Arum described Pacquiao as an evangelical Christian who believes that homosexuality is wrong, adding the boxer was trying to win votes in the Philippines, where the issue of same-sex marriage had not been decided.
For home consumption
“What he said is completely for home consumption for Filipinos wrestling with the question of legalizing same-sex marriage,” said the boxing promoter.
“Instead of promoting a fight with a fighter, I’m promoting a fight with a politician,” Arum said.
“It’s like if Donald Trump was a boxer and I was promoting Donald Trump when he was running for president. I would be killed by the media for all the stupid statements he is making,” he added.
It’s not the first time that Nike severed its business ties with Pacquiao, who was previously involved in a furor over gay rights. In 2012 he was quoted as saying he was against same-sex marriages because “it’s the law of God,” though he denied inferring that homosexuals should be put to death.
Like most of the boxer’s endorsement partners, Nike did not renew its partnership with the Pacman when it expired at the end of 2012.
After Pacquiao’s two straight wins in 2013, Nike went back to the table on the second half of 2014, and launched a line of hoodies and T-shirts in 2015 ahead of the Pacquiao-Floyd Mayweather Jr. bout.
Bello said the Bradley fight advertisements would give Pacquiao exposure that exceeded the allowed airtime of 120 minutes in every television station and 180 minutes in every radio station, as provided for by the new implementing rules and regulations of the Fair Elections Act.
The Commission on Elections (Comelec) said it would look into the possible violation of election rules should the Pacquiao-Bradley match pushes through in April, a full month before the May 9 polls.
Comelec Chair Andres Bautista said that even if election violations were determined, it would be better if complaints were filed against Pacquiao instead of the Comelec doing it on its own initiative.
“We might be faulted (and asked), why are we picking on him? We all know that he is a national figure and has brought pride and glory to the country,” Bautista explained.
“If Mr. Bello wants to file a case in the Comelec, he can do so. We can formally look into it,” he added.
A violation of campaign rules and regulations is tantamount to an election offense, which carries the penalty of one to six years imprisonment as well as disqualification from voting and holding public office.
Bello said the Comelec issued Resolution No. 9615 three years ago to expand the definition of “political advertisement” to include media appearances in shows not covered by the Comelec hour.

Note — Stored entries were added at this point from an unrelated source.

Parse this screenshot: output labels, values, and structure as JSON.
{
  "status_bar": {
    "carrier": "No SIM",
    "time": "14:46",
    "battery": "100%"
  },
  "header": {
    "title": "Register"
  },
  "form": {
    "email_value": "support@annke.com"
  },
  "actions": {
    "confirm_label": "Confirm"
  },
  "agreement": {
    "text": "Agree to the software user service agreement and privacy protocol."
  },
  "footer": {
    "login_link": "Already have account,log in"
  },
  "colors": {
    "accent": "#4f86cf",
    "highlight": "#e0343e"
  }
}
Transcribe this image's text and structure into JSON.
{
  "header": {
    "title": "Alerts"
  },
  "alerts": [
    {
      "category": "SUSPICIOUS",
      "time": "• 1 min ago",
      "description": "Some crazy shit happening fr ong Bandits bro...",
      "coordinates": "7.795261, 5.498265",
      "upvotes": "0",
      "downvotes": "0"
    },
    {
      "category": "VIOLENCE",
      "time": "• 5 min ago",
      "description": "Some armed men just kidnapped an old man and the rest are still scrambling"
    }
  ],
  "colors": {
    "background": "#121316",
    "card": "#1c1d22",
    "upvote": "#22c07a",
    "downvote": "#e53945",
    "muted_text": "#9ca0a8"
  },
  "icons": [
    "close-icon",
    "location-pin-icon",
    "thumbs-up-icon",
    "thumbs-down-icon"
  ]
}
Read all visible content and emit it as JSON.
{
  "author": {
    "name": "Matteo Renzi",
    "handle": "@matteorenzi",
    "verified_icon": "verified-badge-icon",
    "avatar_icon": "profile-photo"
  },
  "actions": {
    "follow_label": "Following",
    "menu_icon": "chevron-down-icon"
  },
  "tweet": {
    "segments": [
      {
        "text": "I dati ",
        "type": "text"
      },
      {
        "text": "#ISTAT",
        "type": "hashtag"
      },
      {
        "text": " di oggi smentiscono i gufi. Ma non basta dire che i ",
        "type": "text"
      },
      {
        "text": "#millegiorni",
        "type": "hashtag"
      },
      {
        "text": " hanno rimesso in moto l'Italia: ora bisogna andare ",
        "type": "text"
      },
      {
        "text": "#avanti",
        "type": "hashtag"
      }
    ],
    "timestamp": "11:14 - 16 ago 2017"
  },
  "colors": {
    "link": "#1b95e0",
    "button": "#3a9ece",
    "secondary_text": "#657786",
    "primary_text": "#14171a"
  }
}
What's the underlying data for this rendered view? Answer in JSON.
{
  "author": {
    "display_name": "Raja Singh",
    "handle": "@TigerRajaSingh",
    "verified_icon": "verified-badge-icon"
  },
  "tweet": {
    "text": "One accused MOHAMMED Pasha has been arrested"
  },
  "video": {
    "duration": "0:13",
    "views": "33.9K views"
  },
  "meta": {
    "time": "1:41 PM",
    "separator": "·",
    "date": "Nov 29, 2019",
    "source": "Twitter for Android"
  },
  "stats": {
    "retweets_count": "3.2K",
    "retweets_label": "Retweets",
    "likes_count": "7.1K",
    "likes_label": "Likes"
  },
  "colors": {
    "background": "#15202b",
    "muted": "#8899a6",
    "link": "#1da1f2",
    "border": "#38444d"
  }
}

This was the reason why television and radio anchors, as well as reporters and news columnists are required to resign or take a leave of absence from their media-related jobs after filing their certificates of candidacy, Bello said.
He added that he himself took a leave as a newspaper online columnist in the months leading up to the 2013 elections “to comply with the law.”
A media officer in Pacquiao’s camp, who spoke on condition of anonymity for lack of authority to speak on the issue, said that as far as the Pacquiao camp was concerned, the possibility of disqualification was only Bello’s opinion.
The media officer added that Nike’s statement about not having a business relationship with Pacquiao was accurate, since its contract with the boxer had ended two years ago.
Jason Collins, the first openly gay athlete in the NBA, dismissed Pacquiao as “bigoted.” He tweeted: “Bigoted people like you (& yes you are one) should never hold an office in politics.”
Mayweather, who outclassed the Pacman in their money-spinning megafight last year—was quoted by TMZ sports as saying, “We should let people live their lives the way they want to live their lives. To each his own,” Mayweather was quoted by TMZ Sports as saying.
Popular Filipino gay comedian, Vice Ganda, urged his 6.7 million Twitter followers to “#PrayForMannyPacquiao.” “Some people think they can judge people, like God, just because they’ve attended a prayer meeting and read the Bible,” he said.
Singer Aiza Seguerra, who recently married her actress-girlfriend, called on Filipino voters to boycott Pacquiao, calling him an “ignorant, bigoted hypocrite.”